Fraudsters offering profitable deals on online platforms may promote it through fake celebrity endorsements and affiliations, where they depict luxury items to attract new buyers to their scams. The ads link the professional websites to sites that persuade buyers to invest in such options, and they may even offer to execute a trade on their behalf in return for deposits.

Some consumers receive a small percentage of profits on trades, which gives them the impression that the trading is highly valuable. It also encourages them to invest more money or give references about the site to friends and relatives. 

However, after the initial investment, the earnings from those sites may end, and the customer account could be suspended without further notification. Such frauds even claim FCA and other government agencies support them. 

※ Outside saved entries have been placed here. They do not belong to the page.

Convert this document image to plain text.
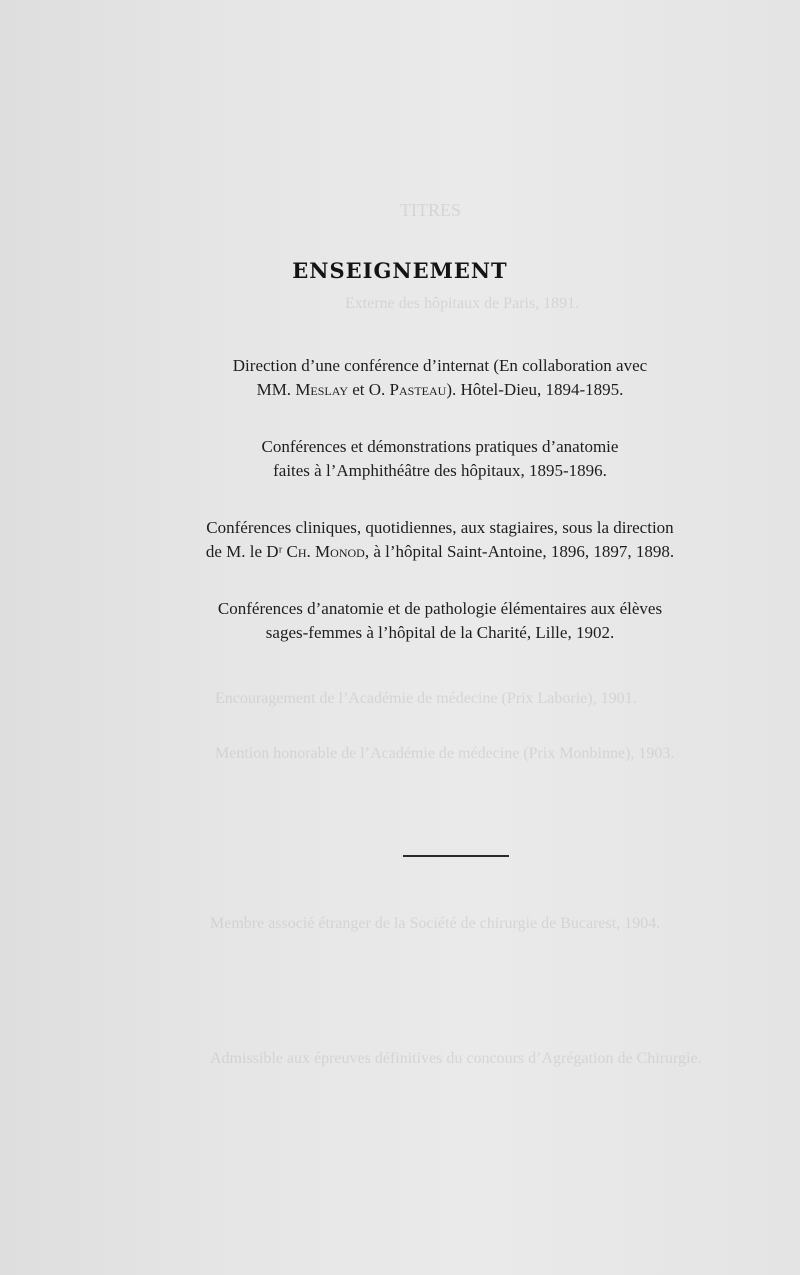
TITRES
Externe des hôpitaux de Paris, 1891.
Encouragement de l’Académie de médecine (Prix Laborie), 1901.
Mention honorable de l’Académie de médecine (Prix Monbinne), 1903.
Membre associé étranger de la Société de chirurgie de Bucarest, 1904.
Admissible aux épreuves définitives du concours d’Agrégation de Chirurgie.
ENSEIGNEMENT
Direction d’une conférence d’internat (En collaboration avec
MM. Meslay et O. Pasteau). Hôtel-Dieu, 1894-1895.
Conférences et démonstrations pratiques d’anatomie
faites à l’Amphithéâtre des hôpitaux, 1895-1896.
Conférences cliniques, quotidiennes, aux stagiaires, sous la direction
de M. le Dʳ Ch. Monod, à l’hôpital Saint-Antoine, 1896, 1897, 1898.
Conférences d’anatomie et de pathologie élémentaires aux élèves
sages-femmes à l’hôpital de la Charité, Lille, 1902.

How to Protect Yourself From Online Trading Scams?

  • Never click links or adverts that assure you get huge returns on investment through online trading.

  • Refuse offers where you are contacted out of the blue to invest through an online platform.

  • Always conduct your research on a product before considering the investment.

  • The FCA does not regulate all investments (including crypto assets).

  • Check the FCA warning list and use tools to examine the risks in fund transfer.

  • Check the details about the investment firms, the directors and the products online.

Suppose you suspect a scam, report it to the consumer helpline. Also, be aware of the follow-up scam that can be a separate fraud where the representative of the same or another company may call to help you get your investment back for some initial fees.